In This Article:
As an investor its worth striving to ensure your overall portfolio beats the market average. But the risk of stock picking is that you will likely buy under-performing companies. We regret to report that long term Koradior Holdings Limited (HKG:3709) shareholders have had that experience, with the share price dropping 28% in three years, versus a market return of about 41%. There was little comfort for shareholders in the last week as the price declined a further 1.7%.
See our latest analysis for Koradior Holdings
To paraphrase Benjamin Graham: Over the short term the market is a voting machine, but over the long term it's a weighing machine. One imperfect but simple way to consider how the market perception of a company has shifted is to compare the change in the earnings per share (EPS) with the share price movement.

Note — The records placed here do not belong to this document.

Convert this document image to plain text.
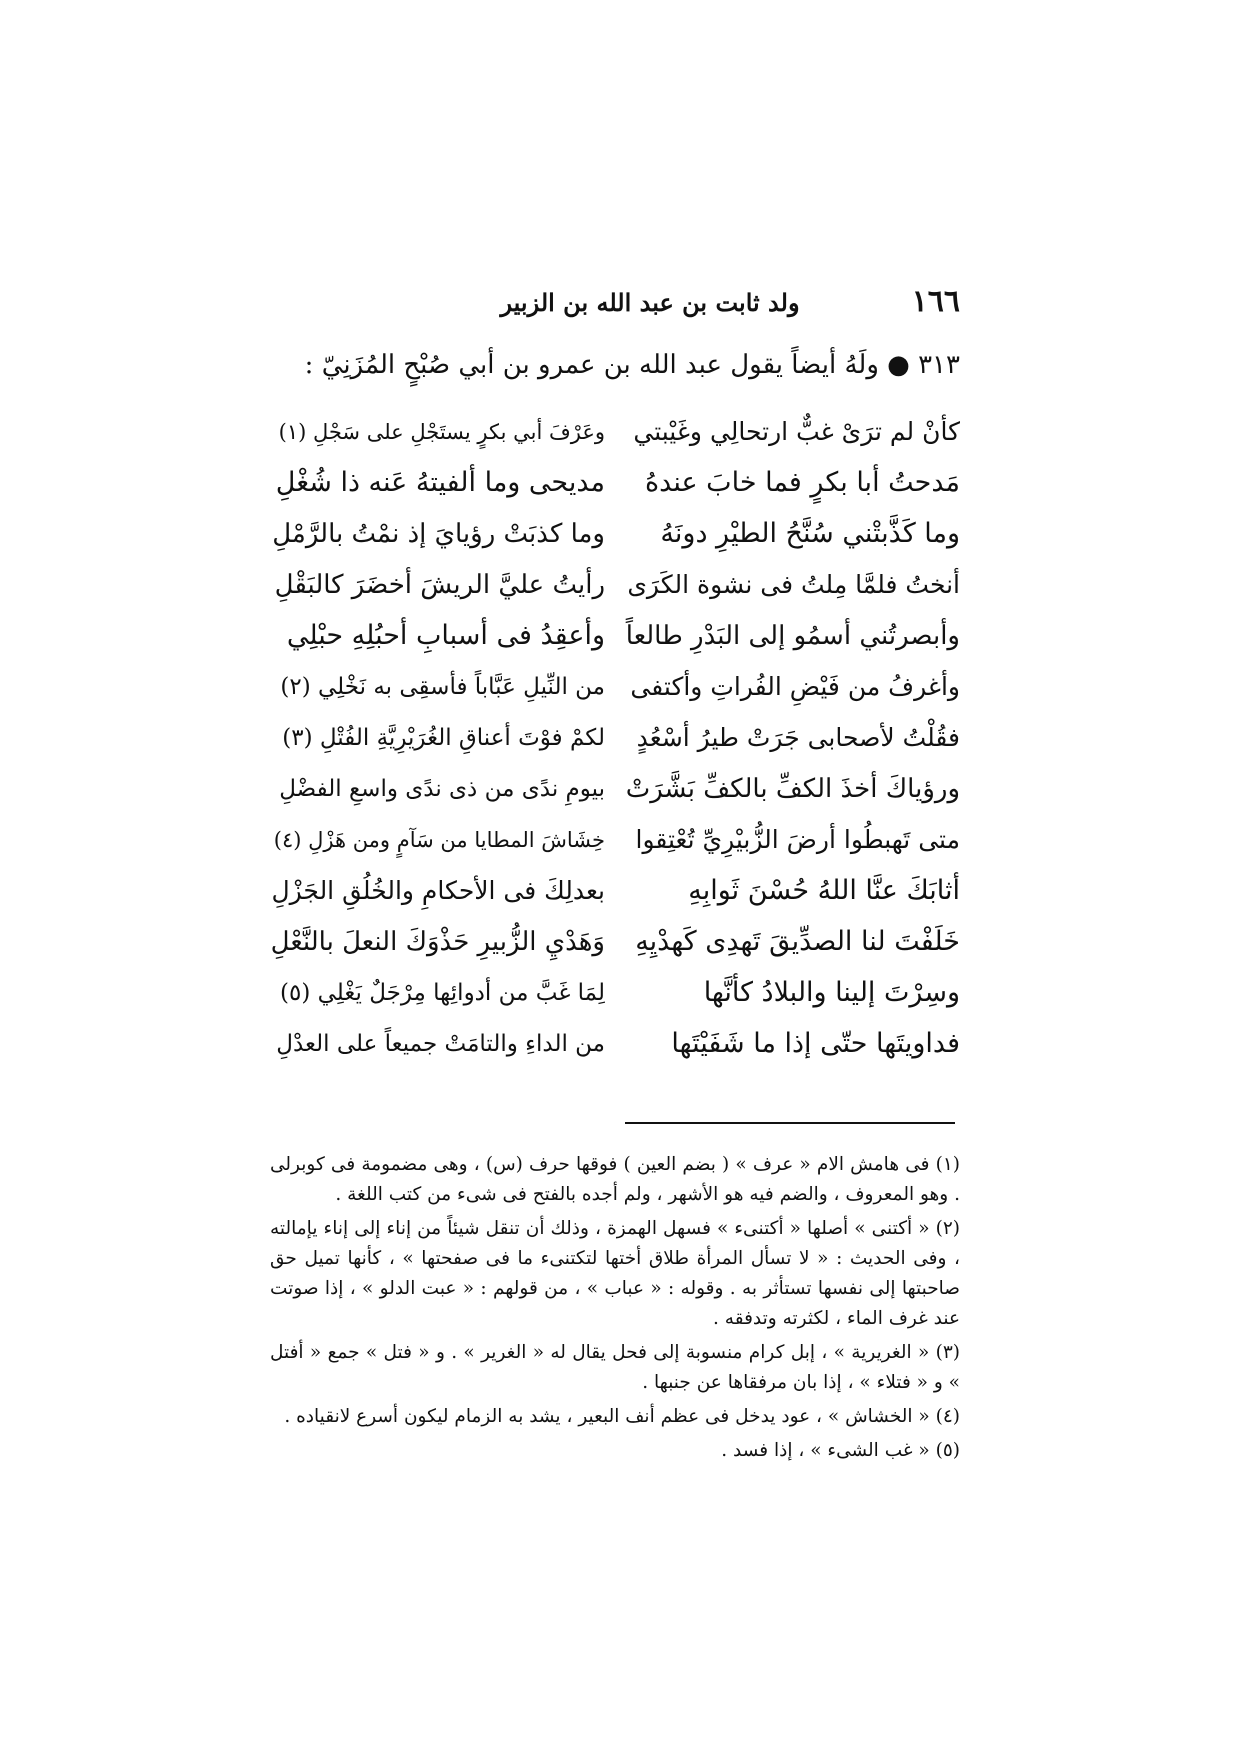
١٦٦
ولد ثابت بن عبد الله بن الزبير
٣١٣ ● ولَهُ أيضاً يقول عبد الله بن عمرو بن أبي صُبْحٍ المُزَنِيّ :
كأنْ لم ترَىْ غبٌّ ارتحالِي وغَيْبتي
وعَرْفَ أبي بكرٍ يستَجْلِ على سَجْلِ (١)
مَدحتُ أبا بكرٍ فما خابَ عندهُ
مديحى وما ألفيتهُ عَنه ذا شُغْلِ
وما كَذَّبتْني سُنَّحُ الطيْرِ دونَهُ
وما كذبَتْ رؤيايَ إذ نمْتُ بالرَّمْلِ
أنختُ فلمَّا مِلتُ فى نشوة الكَرَى
رأيتُ عليَّ الريشَ أخضَرَ كالبَقْلِ
وأبصرتُني أسمُو إلى البَدْرِ طالعاً
وأعقِدُ فى أسبابِ أحبُلِهِ حبْلِي
وأغرفُ من فَيْضِ الفُراتِ وأكتفى
من النِّيلِ عَبَّاباً فأسقِى به نَخْلِي (٢)
فقُلْتُ لأصحابى جَرَتْ طيرُ أسْعُدٍ
لكمْ فوْتَ أعناقِ الغُرَيْرِيَّةِ الفُتْلِ (٣)
ورؤياكَ أخذَ الكفِّ بالكفِّ بَشَّرَتْ
بيومِ ندًى من ذى ندًى واسعِ الفضْلِ
متى تَهبطُوا أرضَ الزُّبيْرِيِّ تُعْتِقوا
خِشَاشَ المطايا من سَآمٍ ومن هَزْلِ (٤)
أثابَكَ عنَّا اللهُ حُسْنَ ثَوابِهِ
بعدلِكَ فى الأحكامِ والخُلُقِ الجَزْلِ
خَلَفْتَ لنا الصدِّيقَ تَهدِى كَهدْيِهِ
وَهَدْيِ الزُّبيرِ حَذْوَكَ النعلَ بالنَّعْلِ
وسِرْتَ إلينا والبلادُ كأنَّها
لِمَا غَبَّ من أدوائِها مِرْجَلٌ يَغْلِي (٥)
فداويتَها حتّى إذا ما شَفَيْتَها
من الداءِ والتامَتْ جميعاً على العدْلِ

(١) فى هامش الام « عرف » ( بضم العين ) فوقها حرف (س) ، وهى مضمومة فى كوبرلى . وهو المعروف ، والضم فيه هو الأشهر ، ولم أجده بالفتح فى شىء من كتب اللغة .

(٢) « أكتنى » أصلها « أكتنىء » فسهل الهمزة ، وذلك أن تنقل شيئاً من إناء إلى إناء يإمالته ، وفى الحديث : « لا تسأل المرأة طلاق أختها لتكتنىء ما فى صفحتها » ، كأنها تميل حق صاحبتها إلى نفسها تستأثر به . وقوله : « عباب » ، من قولهم : « عبت الدلو » ، إذا صوتت عند غرف الماء ، لكثرته وتدفقه .

(٣) « الغريرية » ، إبل كرام منسوبة إلى فحل يقال له « الغرير » . و « فتل » جمع « أفتل » و « فتلاء » ، إذا بان مرفقاها عن جنبها .

(٤) « الخشاش » ، عود يدخل فى عظم أنف البعير ، يشد به الزمام ليكون أسرع لانقياده .

(٥) « غب الشىء » ، إذا فسد .
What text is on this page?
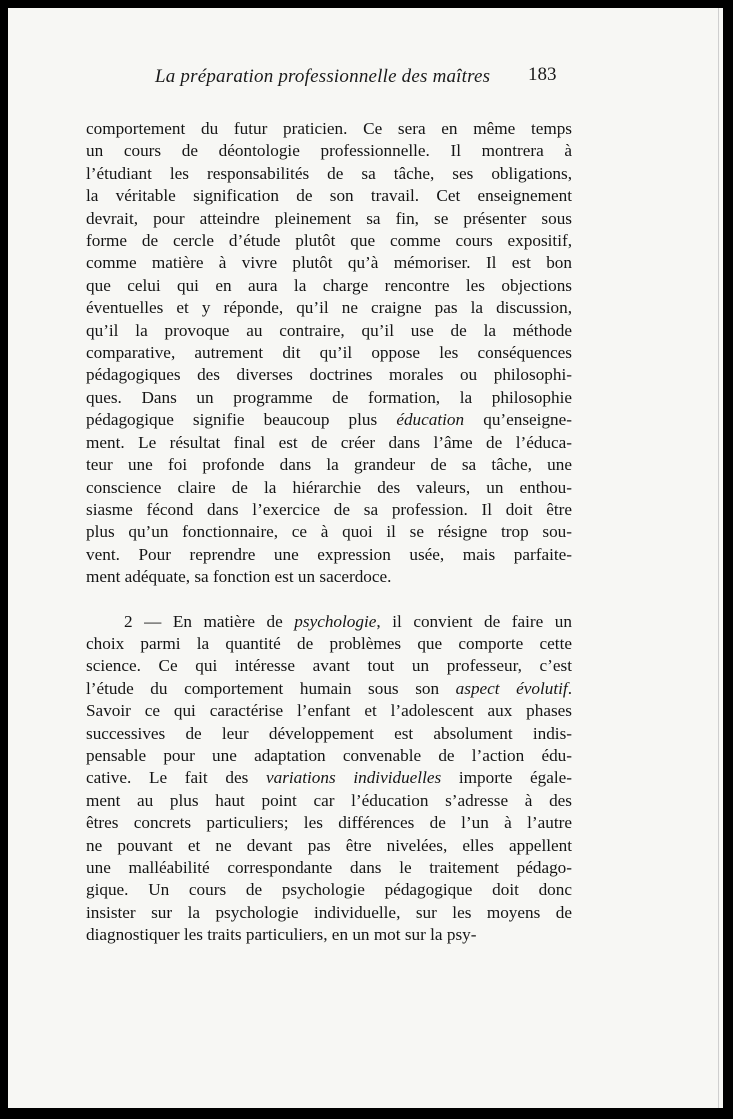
La préparation professionnelle des maîtres	183
comportement du futur praticien. Ce sera en même temps
un cours de déontologie professionnelle. Il montrera à
l’étudiant les responsabilités de sa tâche, ses obligations,
la véritable signification de son travail. Cet enseignement
devrait, pour atteindre pleinement sa fin, se présenter sous
forme de cercle d’étude plutôt que comme cours expositif,
comme matière à vivre plutôt qu’à mémoriser. Il est bon
que celui qui en aura la charge rencontre les objections
éventuelles et y réponde, qu’il ne craigne pas la discussion,
qu’il la provoque au contraire, qu’il use de la méthode
comparative, autrement dit qu’il oppose les conséquences
pédagogiques des diverses doctrines morales ou philosophi-
ques. Dans un programme de formation, la philosophie
pédagogique signifie beaucoup plus éducation qu’enseigne-
ment. Le résultat final est de créer dans l’âme de l’éduca-
teur une foi profonde dans la grandeur de sa tâche, une
conscience claire de la hiérarchie des valeurs, un enthou-
siasme fécond dans l’exercice de sa profession. Il doit être
plus qu’un fonctionnaire, ce à quoi il se résigne trop sou-
vent. Pour reprendre une expression usée, mais parfaite-
ment adéquate, sa fonction est un sacerdoce.
2 — En matière de psychologie, il convient de faire un
choix parmi la quantité de problèmes que comporte cette
science. Ce qui intéresse avant tout un professeur, c’est
l’étude du comportement humain sous son aspect évolutif.
Savoir ce qui caractérise l’enfant et l’adolescent aux phases
successives de leur développement est absolument indis-
pensable pour une adaptation convenable de l’action édu-
cative. Le fait des variations individuelles importe égale-
ment au plus haut point car l’éducation s’adresse à des
êtres concrets particuliers; les différences de l’un à l’autre
ne pouvant et ne devant pas être nivelées, elles appellent
une malléabilité correspondante dans le traitement pédago-
gique. Un cours de psychologie pédagogique doit donc
insister sur la psychologie individuelle, sur les moyens de
diagnostiquer les traits particuliers, en un mot sur la psy-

Although the share price is down over three years, Koradior Holdings actually managed to grow EPS by 12% per year in that time. Given the share price reaction, one might suspect that EPS is not a good guide to the business performance during the period (perhaps due to a one-off loss or gain). Or else the company was over-hyped in the past, and so its growth has disappointed. It's worth taking a look at other metrics, because the EPS growth doesn't seem to match with the falling share price.
Revenue is actually up 25% over the three years, so the share price drop doesn't seem to hinge on revenue, either. It's probably worht worth investigating Koradior Holdings further; while we may be missing something on this analysis, there might also be an opportunity.
Depicted in the graphic below, you'll see revenue and earnings over time. If you want more detail, you can click on the chart itself.
It's probably worth noting that the CEO is paid less than the median at similar sized companies. But while CEO remuneration is always worth checking, the really important question is whether the company can grow earnings going forward. This free interactive report on Koradior Holdings's earnings, revenue and cash flow is a great place to start, if you want to investigate the stock further.
What About Dividends?
It is important to consider the total shareholder return, as well as the share price return, for any given stock. The TSR incorporates the value of any spin-offs or discounted capital raisings, along with any dividends, based on the assumption that the dividends are reinvested. It's fair to say that the TSR gives a more complete picture for stocks that pay a dividend. We note that for Koradior Holdings the TSR over the last 3 years was -24%, which is better than the share price return mentioned above. This is largely a result of its dividend payments!